This one might be a little raw. I've been battling a headache for two days and haven't really slept well in a few nights. Seriously though, I'm done adulting today. I would give anything to go away for a couple days and just reset but that's not possible. I hate not having my partner here to lean on and balance things out. I never wanted to be a single parent, that's why I waited so long to have my daughter. I didn't want to do it alone and yet... here I am doing it alone. I always told Brian that we balanced each other out because somehow we just always knew what the other one needed and stepped it up when needed. So here I am 20 months later doing it on my own and yes we've learned to manage A LOT on our own but it SUCKS! The house seems empty, home projects get overwhelming, quiet nights are sometimes torturous. People don't seem to want to do things together and it's always been that way the 12 years that I've been here. I like my "me" time but I greatly miss my best friends and getting together to do things or have things to look forward to doing. Vacations seem overwhelming too. I love exploring new places and having new adventures but it's just not as much fun without someone to share them with. Yes, I know my daughter is with me but it's not the same.
When I went to see a medium a couple weeks after Brian passed the message he wanted to pass on to me was not to feel "stuck" here and to do what I needed to do for me. He knew I would know exactly what he meant. He knew it was hard for me to be far away from my best friends and my family. We had always talked about possibly moving after our daughter finished elementary school. But now, I am "stuck" The thought of ripping her away from where she is deeply rooted is just not comprehensible. She loves her school, her teachers, volleyball, extracurricular clubs, friends, their families counselors, etc. I just can't take that away from her after everything we've been through. She has come so far and had access to amazing programs that have helped her overcome and work through so much. I know I can't find that back home where my friends and family are. As parents, we sacrifice things that may be important to us for things that are best for our children or family. Well, most do, not all but that's a whole 'nother story.

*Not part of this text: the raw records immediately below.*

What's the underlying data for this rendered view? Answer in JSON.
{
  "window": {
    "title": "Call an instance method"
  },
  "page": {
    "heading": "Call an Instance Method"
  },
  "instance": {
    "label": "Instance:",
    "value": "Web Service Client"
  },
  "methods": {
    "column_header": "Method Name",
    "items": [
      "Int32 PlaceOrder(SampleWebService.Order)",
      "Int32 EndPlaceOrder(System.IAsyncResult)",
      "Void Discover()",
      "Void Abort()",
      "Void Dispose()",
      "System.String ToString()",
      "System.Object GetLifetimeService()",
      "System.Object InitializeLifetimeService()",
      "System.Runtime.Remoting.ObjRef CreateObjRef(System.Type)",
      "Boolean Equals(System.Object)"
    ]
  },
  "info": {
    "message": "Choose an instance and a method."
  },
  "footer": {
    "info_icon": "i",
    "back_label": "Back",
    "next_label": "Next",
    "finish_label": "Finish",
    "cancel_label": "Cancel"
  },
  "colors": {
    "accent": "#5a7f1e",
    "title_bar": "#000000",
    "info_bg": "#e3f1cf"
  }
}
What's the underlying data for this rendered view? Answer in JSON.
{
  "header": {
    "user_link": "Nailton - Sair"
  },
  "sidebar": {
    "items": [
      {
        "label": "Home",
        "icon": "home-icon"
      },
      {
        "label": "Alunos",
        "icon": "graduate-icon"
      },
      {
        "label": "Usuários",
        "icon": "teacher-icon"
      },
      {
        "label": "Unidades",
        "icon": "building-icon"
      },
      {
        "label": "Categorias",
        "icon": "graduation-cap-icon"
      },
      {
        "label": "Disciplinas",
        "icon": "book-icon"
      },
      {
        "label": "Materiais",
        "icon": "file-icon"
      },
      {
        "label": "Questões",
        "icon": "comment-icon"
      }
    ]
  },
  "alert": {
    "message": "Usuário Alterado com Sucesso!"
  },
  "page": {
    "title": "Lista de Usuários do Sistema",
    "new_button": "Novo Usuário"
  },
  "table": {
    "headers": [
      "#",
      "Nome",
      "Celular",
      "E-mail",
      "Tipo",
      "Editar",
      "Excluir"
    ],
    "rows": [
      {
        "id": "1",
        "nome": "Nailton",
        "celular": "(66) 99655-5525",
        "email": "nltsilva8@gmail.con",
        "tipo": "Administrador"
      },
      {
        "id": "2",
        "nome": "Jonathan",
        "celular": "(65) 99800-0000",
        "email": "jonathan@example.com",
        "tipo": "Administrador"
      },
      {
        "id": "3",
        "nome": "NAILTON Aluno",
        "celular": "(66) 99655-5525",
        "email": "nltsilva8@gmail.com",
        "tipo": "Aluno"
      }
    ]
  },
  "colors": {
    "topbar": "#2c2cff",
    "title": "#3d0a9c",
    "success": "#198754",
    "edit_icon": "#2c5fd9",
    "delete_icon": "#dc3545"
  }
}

That whole saying, "children are resilient" to me is really a load of BS! I mean how much do you really expect children to go through and come out a healthy, well rounded child/adult who doesn't need to go through therapy to "deal" with their childhood. That is not what I want for my daughter. What I want is for her to enjoy her childhood as much as possible, provide amazing experiences and opportunities for her to become the best person she can be.
Lately, although we are now in a rhythm I still find a lot of days hard. It's true what they say about going along and everything seems good and then BAM! something out of nowhere hits you and the grief overwhelms you for a bit. It could be a song, a smell, a memory, you name it... whatever the case may be it throws you off for awhile until you can regain your footing again. It's kind of like trying to figure out who you are all over again when you lose your significant other. I know a lot of people are also trying to figure out whether they should stay or go, try to make a new life somewhere else, get a fresh start, reinvent yourself... It's not an easy answer AT ALL. Especially when you have children involved. I definitely don't know what the answer is but until then I'll just keep putting one foot in front of the other in hopes that it falls into place.